Descriptions of categories for tools in the scRNA-tools database.
| Phase | Category | Description |
|---|---|---|
| Phase 1 | Alignment | Alignment of sequencing reads to a reference |
| Phase 1 | Assembly | Tools that perform assembly of scRNA-seq reads |
| Phase 1 | UMIs | Processing of Unique Molecular Identifiers |
| Phase 1 | Quantification | Quantification of expression from reads |
| Phase 2 | Quality Control | Removal of low-quality cells |
| Phase 2 | Gene Filtering | Removal of lowly expressed or otherwise uninformative genes |
| Phase 2 | Imputation | Estimation of expression where zeros have been observed |
| Phase 2 | Normalisation | Removal of unwanted variation that may affect results |
| Phase 2 | Cell Cycle | Assignment or correction of stages of the cell cycle, or other uses of cell cycle genes, or genes associated with similar processes |
| Phase 3 | Classification | Assignment of cell types based on a reference dataset |
| Phase 3 | Clustering | Unsupervised grouping of cells based on expression profiles |
| Phase 3 | Ordering | Ordering of cells along a trajectory |
| Phase 3 | Rare Cells | Identification of rare cell populations |
| Phase 3 | Stem Cells | Identification of cells with stem-like characteristics |
| Phase 4 | Differential Expression | Testing of differential expression across groups of cells |
| Phase 4 | Expression Patterns | Detection of genes that change expression across a trajectory |
| Phase 4 | Gene Networks | Identification or use of co-regulated gene networks |
| Phase 4 | Gene Sets | Testing for over representation or other uses of annotated gene sets |
| Phase 4 | Marker Genes | Identification or use of genes that mark cell populations |
| Multiple | Dimensionality Reduction | Projection of cells into a lower dimensional space |
| Multiple | Interactive | Tools with an interactive component or a graphical user interface |
| Multiple | Variable Genes | Identifcation or use of highly (or lowly) variable genes |
| Multiple | Visualisation | Functions for visualising some aspect of scRNA-seq data or analysis |
| Other | Allele Specific | Detection of allele-specific expression |
| Other | Alternative Splicing | Detection of alternative splicing |
| Other | Haplotypes | Use or assignment of haplotypes |
| Other | Immune | Assignment of receptor sequences and immune cell clonality |
| Other | Integration | Combining of scRNA-seq datasets or integration with other single-cell data types |
| Other | Modality | Identification or use of modality in gene expression |
| Other | Simulation | Generation of synthetic scRNA-seq datasets |
| Other | Transformation | Transformation between expression levels and some other measure |
| Other | Variants | Detection or use of nucleotide variants |
Fig 3(A) Categories of tools in the scRNA-tools database.

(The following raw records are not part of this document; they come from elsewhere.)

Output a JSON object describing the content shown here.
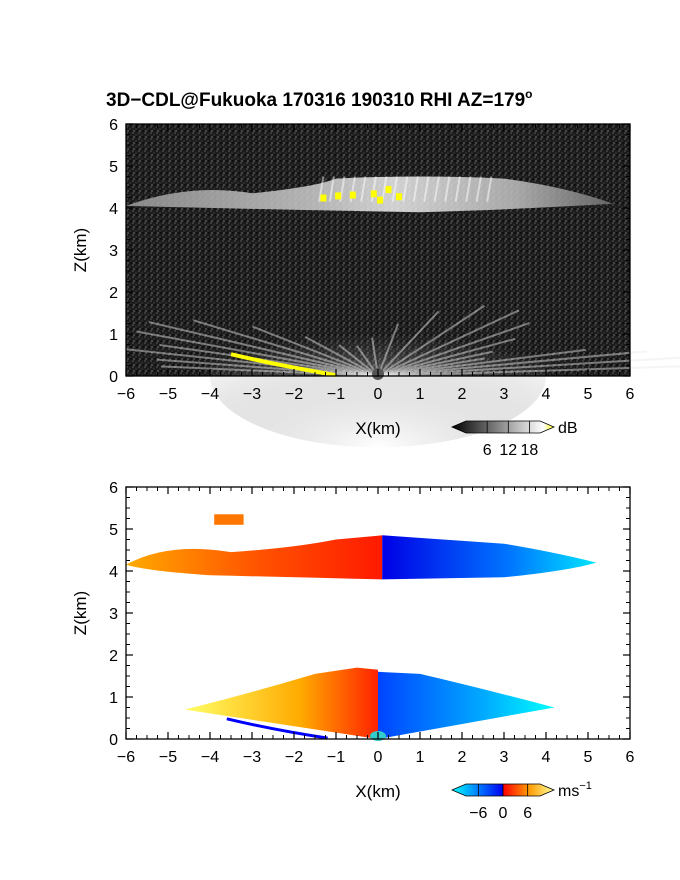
{
  "title": {
    "main": "3D−CDL@Fukuoka 170316 190310 RHI AZ=179",
    "degree_mark": "o"
  },
  "chart_data": [
    {
      "type": "heatmap",
      "name": "reflectivity-panel",
      "xlabel": "X(km)",
      "ylabel": "Z(km)",
      "xlim": [
        -6,
        6
      ],
      "ylim": [
        0,
        6
      ],
      "x_ticks": [
        "−6",
        "−5",
        "−4",
        "−3",
        "−2",
        "−1",
        "0",
        "1",
        "2",
        "3",
        "4",
        "5",
        "6"
      ],
      "y_ticks": [
        "0",
        "1",
        "2",
        "3",
        "4",
        "5",
        "6"
      ],
      "features": [
        {
          "kind": "cloud-layer",
          "x": [
            -6,
            5.6
          ],
          "z": [
            3.9,
            4.8
          ]
        },
        {
          "kind": "near-ground-echo",
          "x": [
            -4,
            4
          ],
          "z": [
            0,
            1.7
          ]
        },
        {
          "kind": "strong-echo",
          "x": [
            -3.5,
            -1
          ],
          "z": [
            0,
            0.55
          ]
        },
        {
          "kind": "strong-echo",
          "x": [
            -1.3,
            0.6
          ],
          "z": [
            4.1,
            4.5
          ]
        }
      ],
      "colorbar": {
        "unit_label": "dB",
        "ticks": [
          "6",
          "12",
          "18"
        ],
        "range": [
          0,
          21
        ],
        "palette": [
          "#000000",
          "#2a2a2a",
          "#555555",
          "#888888",
          "#b3b3b3",
          "#dddddd",
          "#ffffff",
          "#ffff00"
        ]
      }
    },
    {
      "type": "heatmap",
      "name": "velocity-panel",
      "xlabel": "X(km)",
      "ylabel": "Z(km)",
      "xlim": [
        -6,
        6
      ],
      "ylim": [
        0,
        6
      ],
      "x_ticks": [
        "−6",
        "−5",
        "−4",
        "−3",
        "−2",
        "−1",
        "0",
        "1",
        "2",
        "3",
        "4",
        "5",
        "6"
      ],
      "y_ticks": [
        "0",
        "1",
        "2",
        "3",
        "4",
        "5",
        "6"
      ],
      "features": [
        {
          "kind": "cloud-layer-positive",
          "x": [
            -6,
            0.1
          ],
          "z": [
            3.8,
            4.8
          ],
          "value": 4
        },
        {
          "kind": "cloud-layer-negative",
          "x": [
            0.1,
            5.2
          ],
          "z": [
            3.8,
            4.8
          ],
          "value": -5
        },
        {
          "kind": "near-ground-positive",
          "x": [
            -4.6,
            0
          ],
          "z": [
            0,
            1.7
          ],
          "value": 3
        },
        {
          "kind": "near-ground-negative",
          "x": [
            0,
            4.2
          ],
          "z": [
            0,
            1.6
          ],
          "value": -5
        },
        {
          "kind": "patch",
          "x": [
            -3.9,
            -3.2
          ],
          "z": [
            5.1,
            5.35
          ],
          "value": 6
        }
      ],
      "colorbar": {
        "unit_label": "ms",
        "unit_exponent": "−1",
        "ticks": [
          "−6",
          "0",
          "6"
        ],
        "range": [
          -9,
          9
        ],
        "palette": [
          "#00ffff",
          "#0099ff",
          "#0000ff",
          "#ff0000",
          "#ff6600",
          "#ffcc00",
          "#ffff99"
        ]
      }
    }
  ]
}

Each tool can be assigned to multiple categories based on the tasks it can complete. Categories associated with multiple analysis phases (visualisation, dimensionality reduction) are among the most common, as are categories associated with the cell assignment phase (ordering, clustering). (B) Changes in analysis categories over time, comparing tools added before and after October 2016. There have been significant increases in the percentage of tools associated with visualisation, dimensionality reduction, gene networks and simulation. Categories including expression patterns, ordering and interactivity have seen relative decreases. (C) Changes in the percentage of tools associated with analysis phases over time. The percentage of tools involved in the data acquisition and data cleaning phases have increased, as have tools designed for alternative analysis tasks. The gene identification phase has seen a relative decrease in the number of tools. (D) The number of categories associated with each tools in the scRNA-tools database. The majority of tools perform few tasks. (E) Most tools that complete many tasks are relatively recent.